20 juin 2026 8 min de lecture

La marge sur coûts variables niveau 1 (CM1) est le premier indicateur de rentabilité dans la pile de marges d'une entreprise en vente directe (DTC) : elle mesure la différence entre le revenu net et le coût des marchandises vendues (COGS), avant tout autre déduction. La CM1 répond à la question fondamentale : est-ce que le produit lui-même génère suffisamment de marge pour financer les coûts opérationnels restants ?

En bref

La CM1 (marge sur coûts variables niveau 1) est la rentabilité brute du produit : revenu net moins coût des marchandises vendues. C'est le socle de la pile de marges DTC — si la CM1 est insuffisante, aucun levier opérationnel (réduction du CAC, optimisation du fulfillment) ne peut rendre l'activité durablement rentable. Une CM1 saine se situe entre 50 et 70 % pour la plupart des marques en vente directe.

Définition complète

La marge sur coûts variables niveau 1, abrégée CM1 (de l'anglais Contribution Margin 1), est le premier niveau de rentabilité dans la pile de marges d'une entreprise DTC (Direct-to-Consumer). Elle se calcule en soustrayant le coût des marchandises vendues (COGS — Cost of Goods Sold) du revenu net généré par les ventes. Elle peut être exprimée en valeur absolue (en euros par commande ou par unité) ou en pourcentage du revenu net.

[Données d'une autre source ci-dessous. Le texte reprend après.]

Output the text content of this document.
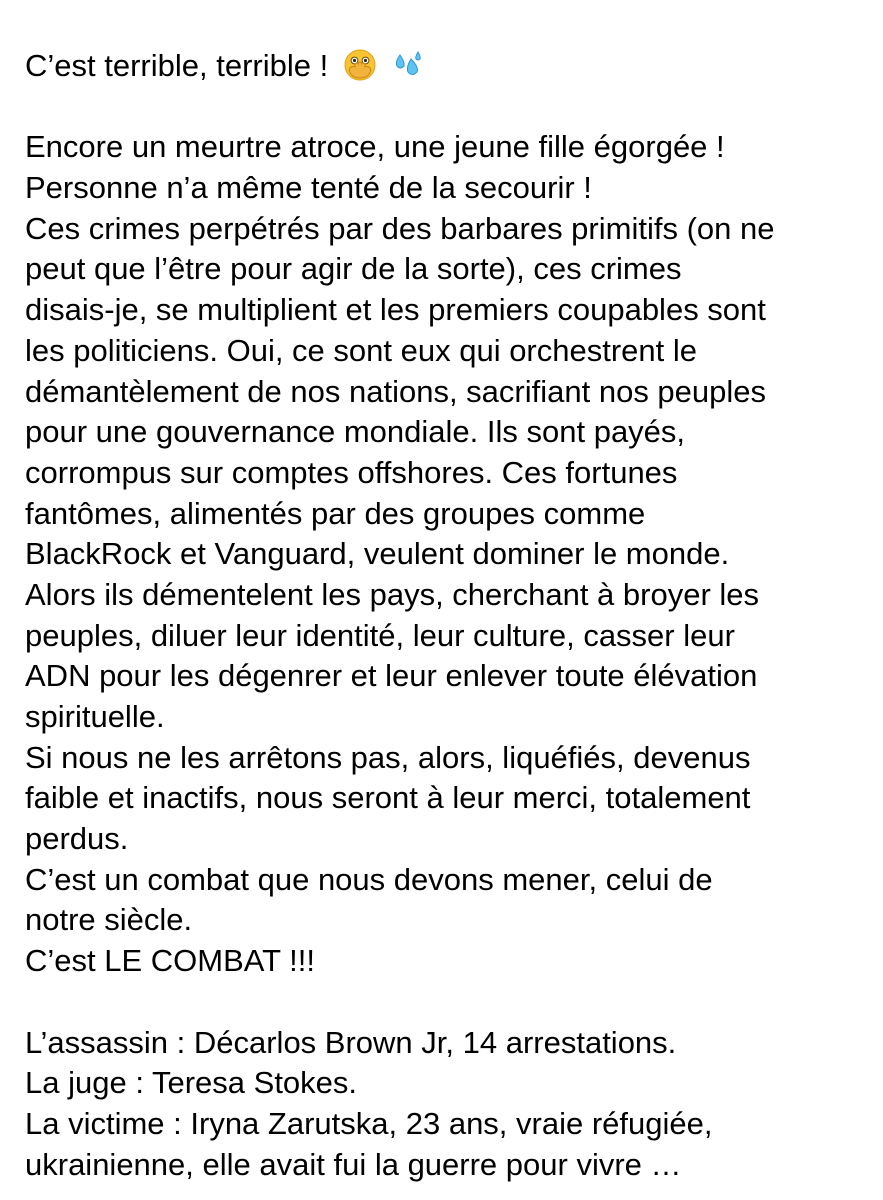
C’est terrible, terrible !
Encore un meurtre atroce, une jeune fille égorgée !
Personne n’a même tenté de la secourir !
Ces crimes perpétrés par des barbares primitifs (on ne
peut que l’être pour agir de la sorte), ces crimes
disais-je, se multiplient et les premiers coupables sont
les politiciens. Oui, ce sont eux qui orchestrent le
démantèlement de nos nations, sacrifiant nos peuples
pour une gouvernance mondiale. Ils sont payés,
corrompus sur comptes offshores. Ces fortunes
fantômes, alimentés par des groupes comme
BlackRock et Vanguard, veulent dominer le monde.
Alors ils démentelent les pays, cherchant à broyer les
peuples, diluer leur identité, leur culture, casser leur
ADN pour les dégenrer et leur enlever toute élévation
spirituelle.
Si nous ne les arrêtons pas, alors, liquéfiés, devenus
faible et inactifs, nous seront à leur merci, totalement
perdus.
C’est un combat que nous devons mener, celui de
notre siècle.
C’est LE COMBAT !!!
L’assassin : Décarlos Brown Jr, 14 arrestations.
La juge : Teresa Stokes.
La victime : Iryna Zarutska, 23 ans, vraie réfugiée,
ukrainienne, elle avait fui la guerre pour vivre …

La CM1 mesure la rentabilité intrinsèque du produit — ce que la marque conserve sur chaque euro de vente une fois le coût de fabrication ou d'achat payé, avant de prendre en compte les coûts liés à la distribution, à l'acquisition client ou aux frais fixes. Elle répond à la question : « Mon produit est-il rentable dans l'absolu, indépendamment de la façon dont je l'acquiers ou dont je le livre ? »

Dans le contexte DTC, la CM1 constitue le plafond théorique de rentabilité unitaire. Tous les autres coûts variables (fulfillment, expédition, acquisition) et tous les frais fixes viennent en déduction de la CM1. Si la CM1 est structurellement trop faible, l'entreprise ne peut pas atteindre la rentabilité, quelle que soit l'efficacité de son marketing ou de sa logistique. La CM1 est donc le premier filtre d'analyse pour évaluer la viabilité d'un modèle DTC.

Comment calculer la CM1

La formule de la CM1 est simple dans son principe, mais requiert une définition précise de chacun de ses composants pour être exploitable.

Formule CM1

CM1 = Revenu net − COGS

CM1 en pourcentage

CM1 % = (CM1 / Revenu net) × 100

  • Revenu net : prix de vente final après remises, retours et avoir clients — pas le GMV brut
  • COGS : coût unitaire de fabrication ou d'achat du produit, incluant matières premières, conditionnement, et coûts de contrôle qualité imputables au produit

Deux points de vigilance dans le calcul de la CM1. Premièrement, le revenu net doit être calculé après retours et remises — utiliser le revenu brut (GMV) produit une CM1 surestimée qui masque l'impact réel des taux de retour élevés. Deuxièmement, le COGS doit inclure tous les coûts directement imputables au produit : si le conditionnement est personnalisé, son coût fait partie du COGS ; si le contrôle qualité est externalisé, son coût unitaire doit être intégré. La CM1 est un indicateur de précision — elle perd sa valeur analytique si ses composants ne sont pas rigoureusement définis.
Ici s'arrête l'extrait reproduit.